Dear SIG Build team,
we are self compiling TensorFlow on various HPC clusters due to hardware
requirements (e.g. CUDA drivers) and were using `--config=mkl` to
(supposedly) enable the use of MKL and/or oneDNN to accelerate the CPU
operations for various DNN ops.
However we are notified that our self-built package performs worse than
the pip package on CPU even though we enable more aggressive
optimizations, e.g. -march=native to make use of AVX2 etc.
Further investigation revealed a serious overusage of threads leading to
many involuntary context switches severely impacting the performance.
Those can be (mostly) mitigated by setting e.g.
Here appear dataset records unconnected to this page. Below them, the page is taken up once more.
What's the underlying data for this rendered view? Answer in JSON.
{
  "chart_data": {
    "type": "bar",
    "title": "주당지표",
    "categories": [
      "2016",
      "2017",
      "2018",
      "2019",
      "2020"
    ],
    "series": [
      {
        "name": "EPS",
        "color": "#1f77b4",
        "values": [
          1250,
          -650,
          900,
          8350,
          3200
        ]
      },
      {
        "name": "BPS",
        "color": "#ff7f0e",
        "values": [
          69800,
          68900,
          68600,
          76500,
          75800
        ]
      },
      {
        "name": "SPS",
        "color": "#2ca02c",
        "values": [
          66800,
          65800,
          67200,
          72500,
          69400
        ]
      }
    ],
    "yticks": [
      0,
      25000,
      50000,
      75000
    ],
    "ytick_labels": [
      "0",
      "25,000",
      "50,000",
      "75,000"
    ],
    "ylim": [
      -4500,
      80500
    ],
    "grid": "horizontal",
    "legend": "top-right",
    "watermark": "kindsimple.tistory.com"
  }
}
OMP_NUM_THREADS=1, but
we can't do that by default for all users of our cluster for obvious
reasons.
Comparing our build with the official pip packages lead to the mentioned
mkl-option which is a collective setting for these flags:
--define=build_with_mkl=true --define=enable_mkl=true
--define=tensorflow_mkldnn_contraction_kernel=0
--define=build_with_openmp=true
Searching the binaries of the pip package for the effects of those flags
makes me conclude that neither of those is used, i.e. the official pip
packages are not build with `--config=mkl`. See
https://github.com/easybuilders/easybuild-easyblocks/issues/2577#issuecomment-919914929
for a detailed analysis.
However disabling (i.e. not passing) --config=mkl makes it fail at least
1 Test: //tensorflow/core/kernels/mkl:mkl_fused_batch_norm_op_test
Only disabling the omp part, i.e. passing `--define=build_with_mkl=true
--define=enable_mkl=true
--define=tensorflow_mkldnn_contraction_kernel=0` instead makes many
tests fail:
//tensorflow/c/eager:c_api_cluster_test
//tensorflow/c/eager:c_api_remote_function_test
//tensorflow/c/eager:c_api_remote_test
//tensorflow/c/eager:c_api_test
//tensorflow/core/kernels:matmul_op_test
//tensorflow/core/kernels/mkl:mkl_fused_batch_norm_op_test
//tensorflow/python:convert_to_constants_test
//tensorflow/python/keras/layers:kernelized_test
//tensorflow/python/keras/wrappers:scikit_learn_test
//tensorflow/python/kernel_tests:variables_test
//tensorflow/python/kernel_tests/distributions:dirichlet_test
Using the related `--config=mkl_threadpool` seems to be even worse with
NaNs, segfaults, FPEs....
- So what exactly is the purpose of `build_with_mkl` and `enable_mkl`?
- How are those flags exactly related to oneDNN and MKL? I don't see the
actual MKL being using, hence the confusion.
- How are the official pip packages built? Are they tested with that
setting?
Thanks!
Alex